“Child of the Dream — a Memoir of 1963” by Daughter of Baseball Legend Jackie Robinson

by September 18, 2019

In January 1963, Sharon Robinson turns thirteen the night before George Wallace declares on national television “segregation now, segregation tomorrow, segregation forever” in his inauguration speech as governor of Alabama. It is the beginning of a year that will change the course of American history.

As the daughter of baseball legend Jackie Robinson, Sharon has opportunities that most people would never dream of experiencing. Her family hosts multiple fund-raisers at their home in Connecticut for the work that Dr. Martin Luther King Jr. is doing. Sharon sees her first concert after going backstage at the Apollo Theater. And her whole family attends the March on Washington for Jobs and Freedom.

But things don’t always feel easy for Sharon. She is one of the only Black children in her wealthy Connecticut neighborhood. Her older brother, Jackie Robinson Jr., is having a hard time trying to live up to his father’s famous name, causing some rifts in the family. And Sharon feels isolated—struggling to find her role in the civil rights movement that is taking place across the country.

This is the story of how one girl finds her voice in the fight for justice and equality.

Kirkus Starred Review–June 15, 2019

“Sharon, I cannot promise you that the passage of any law will eliminate hate. But the laws will give Negroes full citizenship and bring us closer to equality.” Legendary baseball player Jackie Robinson—most famously known for breaking baseball’s racial barrier when he played with the Brooklyn Dodgers in 1947—gave this nuanced benediction to his only daughter, 13-year-old Sharon, as the family heard the disheartening news of the bombing of the 16th Street Baptist Church in Birmingham, Alabama. What the memoirist also beautifully and accessibly conveys is how her parents succeeded—and, by their admission, sometimes failed—in rooting her and her two brothers, 10-year-old David and 16-year-old Jackie Jr., in the realities of pater Robinson’s renown, Connecticut’s 1960s- style racial microaggressions, and the seismic social and political shifts augured by the emerging civil rights movement. Thanks to the author’s deft and down-to-earth style, readers understand how the personal and political converge: When her brother runs away from home in order to get away from his father’s shadow, she muses on the social pressures of a school dance in the midst of midcentury U.S. racism; it is at a jazz fundraiser her parents coordinate for the Southern Christian Leadership conference that she finally meets Dr. Martin Luther King Jr. A lovingly honest memoir of a racial—and social activist—past that really hasn’t passed. (Memoir. 8-14)”

— Kirkus Reviews

About Sharon Robinson

Sharon Robinson is an author and educational consultant for Major League Baseball. As founder and consultant, Sharon, MLB, and Scholastic co-manage Breaking Barriers: In Sports, In Life a baseball-themed national character education curriculum designed to empower students to face obstacles in their lives. The program includes a national essay contest for students in grades 4-9 and throughout MLB’s RBI program. Each year, thousands of students write an essay about how they used the values demonstrated by Jackie Robinson to overcome their challenges. Essay winners are celebrated in their schools and in Major League ballparks. Since 1997, the program has reached over 34 million students and 4.6 million educators in the continental United States, Canada, and Puerto Rico.

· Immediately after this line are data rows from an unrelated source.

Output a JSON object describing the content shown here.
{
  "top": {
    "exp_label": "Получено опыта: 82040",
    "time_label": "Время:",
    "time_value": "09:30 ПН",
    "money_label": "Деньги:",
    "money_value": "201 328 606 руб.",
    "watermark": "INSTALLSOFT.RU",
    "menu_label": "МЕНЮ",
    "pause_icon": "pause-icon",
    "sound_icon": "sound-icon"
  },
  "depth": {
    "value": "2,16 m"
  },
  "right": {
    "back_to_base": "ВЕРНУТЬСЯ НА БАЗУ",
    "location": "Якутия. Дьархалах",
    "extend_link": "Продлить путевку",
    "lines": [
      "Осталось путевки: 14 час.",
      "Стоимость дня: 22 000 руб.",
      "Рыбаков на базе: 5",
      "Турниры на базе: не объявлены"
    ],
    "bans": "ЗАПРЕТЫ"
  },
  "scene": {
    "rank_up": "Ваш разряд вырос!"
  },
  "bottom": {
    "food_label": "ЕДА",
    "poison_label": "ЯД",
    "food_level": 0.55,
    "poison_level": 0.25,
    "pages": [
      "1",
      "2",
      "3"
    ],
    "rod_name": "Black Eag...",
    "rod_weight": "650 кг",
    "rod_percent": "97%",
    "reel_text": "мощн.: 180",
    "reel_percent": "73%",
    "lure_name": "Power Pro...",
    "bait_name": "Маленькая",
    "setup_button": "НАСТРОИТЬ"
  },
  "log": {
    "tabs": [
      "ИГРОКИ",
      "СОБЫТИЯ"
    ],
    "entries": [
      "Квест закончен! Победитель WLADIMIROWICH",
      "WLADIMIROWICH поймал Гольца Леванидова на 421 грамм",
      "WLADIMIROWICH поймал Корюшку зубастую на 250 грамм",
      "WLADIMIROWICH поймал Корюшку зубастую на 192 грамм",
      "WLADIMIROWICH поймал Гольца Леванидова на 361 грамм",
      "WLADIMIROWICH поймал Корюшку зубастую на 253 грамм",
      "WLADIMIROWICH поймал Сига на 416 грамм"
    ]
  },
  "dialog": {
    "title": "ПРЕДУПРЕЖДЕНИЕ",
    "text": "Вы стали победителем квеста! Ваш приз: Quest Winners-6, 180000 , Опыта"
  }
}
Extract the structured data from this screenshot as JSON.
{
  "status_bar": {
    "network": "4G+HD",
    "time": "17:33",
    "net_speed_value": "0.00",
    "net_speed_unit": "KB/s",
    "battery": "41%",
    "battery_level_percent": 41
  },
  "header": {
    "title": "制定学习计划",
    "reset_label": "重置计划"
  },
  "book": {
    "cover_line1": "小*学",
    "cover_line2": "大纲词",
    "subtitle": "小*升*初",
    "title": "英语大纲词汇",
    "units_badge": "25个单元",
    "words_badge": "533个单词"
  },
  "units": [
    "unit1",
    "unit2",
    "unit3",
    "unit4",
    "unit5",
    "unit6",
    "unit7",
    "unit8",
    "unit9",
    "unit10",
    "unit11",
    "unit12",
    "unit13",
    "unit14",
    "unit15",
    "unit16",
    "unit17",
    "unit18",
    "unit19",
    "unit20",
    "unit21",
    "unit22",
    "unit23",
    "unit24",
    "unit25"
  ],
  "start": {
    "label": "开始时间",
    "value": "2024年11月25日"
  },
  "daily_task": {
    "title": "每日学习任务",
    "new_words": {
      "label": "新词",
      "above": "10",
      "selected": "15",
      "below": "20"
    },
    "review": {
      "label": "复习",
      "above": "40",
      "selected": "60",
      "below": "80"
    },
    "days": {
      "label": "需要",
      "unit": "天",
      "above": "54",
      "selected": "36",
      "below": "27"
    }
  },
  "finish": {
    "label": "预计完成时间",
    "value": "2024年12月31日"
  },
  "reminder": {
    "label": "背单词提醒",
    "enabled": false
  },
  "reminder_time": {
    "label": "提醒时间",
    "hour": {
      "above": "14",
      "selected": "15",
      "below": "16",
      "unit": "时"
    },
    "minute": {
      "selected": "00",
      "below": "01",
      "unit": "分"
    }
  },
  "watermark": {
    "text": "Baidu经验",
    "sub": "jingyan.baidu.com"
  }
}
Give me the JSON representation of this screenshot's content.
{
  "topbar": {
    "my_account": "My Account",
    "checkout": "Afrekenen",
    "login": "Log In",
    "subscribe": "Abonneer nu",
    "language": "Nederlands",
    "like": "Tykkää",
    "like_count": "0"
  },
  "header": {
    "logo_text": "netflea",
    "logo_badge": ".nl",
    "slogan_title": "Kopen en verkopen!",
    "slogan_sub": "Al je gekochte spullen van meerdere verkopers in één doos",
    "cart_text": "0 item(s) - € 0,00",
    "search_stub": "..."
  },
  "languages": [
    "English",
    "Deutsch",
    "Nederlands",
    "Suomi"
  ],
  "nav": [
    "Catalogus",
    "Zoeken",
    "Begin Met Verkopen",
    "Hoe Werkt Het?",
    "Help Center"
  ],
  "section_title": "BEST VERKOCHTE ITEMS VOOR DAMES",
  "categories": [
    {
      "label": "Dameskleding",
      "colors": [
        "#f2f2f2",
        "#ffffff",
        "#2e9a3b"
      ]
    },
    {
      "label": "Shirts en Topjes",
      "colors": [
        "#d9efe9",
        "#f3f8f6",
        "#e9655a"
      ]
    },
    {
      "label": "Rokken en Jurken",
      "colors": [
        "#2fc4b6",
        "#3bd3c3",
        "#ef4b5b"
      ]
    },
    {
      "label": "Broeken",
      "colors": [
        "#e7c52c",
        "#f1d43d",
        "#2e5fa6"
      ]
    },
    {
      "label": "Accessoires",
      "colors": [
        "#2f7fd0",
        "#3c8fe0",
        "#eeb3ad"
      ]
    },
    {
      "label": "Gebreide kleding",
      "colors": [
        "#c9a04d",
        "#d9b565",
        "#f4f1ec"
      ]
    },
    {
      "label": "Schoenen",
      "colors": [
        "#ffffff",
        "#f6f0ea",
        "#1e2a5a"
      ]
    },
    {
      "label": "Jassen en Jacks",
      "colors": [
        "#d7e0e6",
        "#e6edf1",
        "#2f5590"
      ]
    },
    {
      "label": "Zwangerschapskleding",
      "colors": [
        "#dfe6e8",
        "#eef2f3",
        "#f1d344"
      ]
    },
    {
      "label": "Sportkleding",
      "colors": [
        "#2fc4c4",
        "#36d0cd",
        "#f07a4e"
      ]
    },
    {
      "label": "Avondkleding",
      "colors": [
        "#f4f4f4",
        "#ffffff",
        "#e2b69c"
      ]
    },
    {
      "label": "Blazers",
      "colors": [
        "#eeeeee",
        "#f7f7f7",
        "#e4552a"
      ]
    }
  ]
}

Ms. Robinson is an award winning children’s book author. She has published several widely praised books about her father, baseball legend Jackie Robinson, including Jackie’s Nine: Jackie Robinson’s Values to Live By, Promises to Keep: How Jackie Robinson Changed America, Jackie Robinson: American Hero (children’s biography), and picture books Testing the Ice, illustrated by Kadir Nelson and Jackie’s Gift: A True Story of Christmas, Hanukkah, illustrated by EB Lewis. Sharon’s other books include novels and picture books: Safe at Home and Slam Dunk!, Under The Same Sun, (2014 Parents’ Choice Award Winner), and The Hero Two Doors Down (2017 Finalist 48th NAACP Image Awards; 2017-18 Sunshine State Award Winner, 2019 Nutmeg Book Award). Her forthcoming book, Child of the Dream, a timely new memoir which explores Robinson’s coming to grips with the struggle for racial equality during the Civil Rights Movement, will be published by Scholastic in fall 2019.

Prior to joining MLB, Sharon had a 20-year career as a nurse-midwife and educator. She taught in such prestigious universities as: Yale, Columbia, Howard, and Georgetown and is Vice Chairman of the Jackie Robinson Foundation. Ms. Robinson received her Bachelor’s degree from Howard University and Master’s from Columbia. She went on to earn a post-Master’s Certificate in Teaching from the School of Nursing at the University of Pennsylvania and received honorary doctorates from: Medaille College, Dowling College, and Monmouth College. Sharon lives in Delray Beach, Florida.